According to Sergio Alonso, from the sales department of Cosanse, the largest cooperative in Zaragoza, the first sales operations have so far been very different to last year's. "Prices are lower at the start of this campaign. There is a greater supply and we expect more competition and, therefore, more pressure on prices. We started with a lot of uncertainty, since we still have to sell 85% of the fruit."
The heat wave is having a good impact on the demand, although it is taking a toll on the production. "The high temperatures are good when it comes to boosting the demand for stone fruit, although it also accelerates the ripening and causes sizes to fall a bit short. There have even been cases of burned fruit skin in some farms in the area," he says. When the fruit ripens so quickly, it becomes more difficult to properly plan the product's marketing," he says.
Fewer cherries and 40% higher prices this year
Meanwhile, the province's cherry campaign is about to end. For the cooperative, the harvest, which kicked off earlier this year, has been smaller in terms of volume, having marketed around 25% less than last season. However, "thanks to the fruit's good quality and sizes, and to the fact that the marketing conditions have been ideal, the average price has been 40% higher. We have also been under less pressure from the competition of other countries, such as Greece, Turkey and the European countries where we ship the fruit," says Sergio Alonso.
"Stone fruit exports are no longer profitable"

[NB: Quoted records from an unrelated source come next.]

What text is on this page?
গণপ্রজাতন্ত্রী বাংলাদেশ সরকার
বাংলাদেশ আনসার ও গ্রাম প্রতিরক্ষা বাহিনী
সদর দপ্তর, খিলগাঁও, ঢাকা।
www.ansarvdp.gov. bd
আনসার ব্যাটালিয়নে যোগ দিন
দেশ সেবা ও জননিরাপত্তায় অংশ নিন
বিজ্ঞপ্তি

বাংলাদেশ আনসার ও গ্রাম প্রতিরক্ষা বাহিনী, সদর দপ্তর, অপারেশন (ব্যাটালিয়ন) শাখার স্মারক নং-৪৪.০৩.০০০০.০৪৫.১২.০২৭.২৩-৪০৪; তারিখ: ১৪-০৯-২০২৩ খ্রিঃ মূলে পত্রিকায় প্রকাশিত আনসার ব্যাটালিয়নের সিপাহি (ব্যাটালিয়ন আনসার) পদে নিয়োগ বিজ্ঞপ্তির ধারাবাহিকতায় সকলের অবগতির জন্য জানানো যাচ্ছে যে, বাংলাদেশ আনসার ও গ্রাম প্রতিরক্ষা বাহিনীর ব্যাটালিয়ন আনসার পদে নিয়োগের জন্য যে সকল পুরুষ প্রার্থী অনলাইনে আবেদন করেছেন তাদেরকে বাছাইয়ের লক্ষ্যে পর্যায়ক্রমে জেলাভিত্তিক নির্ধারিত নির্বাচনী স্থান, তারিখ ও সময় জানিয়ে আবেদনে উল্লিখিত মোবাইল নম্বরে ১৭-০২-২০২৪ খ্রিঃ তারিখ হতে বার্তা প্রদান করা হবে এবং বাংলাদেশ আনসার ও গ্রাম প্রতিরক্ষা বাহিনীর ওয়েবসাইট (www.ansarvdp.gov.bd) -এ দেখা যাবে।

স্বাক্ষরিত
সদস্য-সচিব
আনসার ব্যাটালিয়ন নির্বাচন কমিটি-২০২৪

Since the introduction of the Russian veto, the stone fruit sector has been going though some difficult years, with prices under high pressure and very small profit margins. "The export of stone fruit, which used to be highly profitable, has ceased to be so in recent seasons, with the exception of cherries. The last three campaigns are a testament to this, as products such as nectarines are achieving a greater profitability in the Spanish market. It seems that the export markets are becoming a place in which to deliver large volumes. In any case, the truth is that prices continue to be set in the North European markets. In those places, as soon as they hear that there has been a greater fruit production, prices automatically fall, regardless of the quality of the product or the costs in new packaging and labeling or transport," says the producer and marketer.
"We should certainly not forget that Spain, with more than 46 million inhabitants and a huge presence of tourists in the summer months, is a market with a lot of potential. In this market, we work with five large supermarket chains established in the area of the Mediterranean coast and we really notice the increase in consumption in summer, thanks to the influx of tourism," says Sergio Alonso.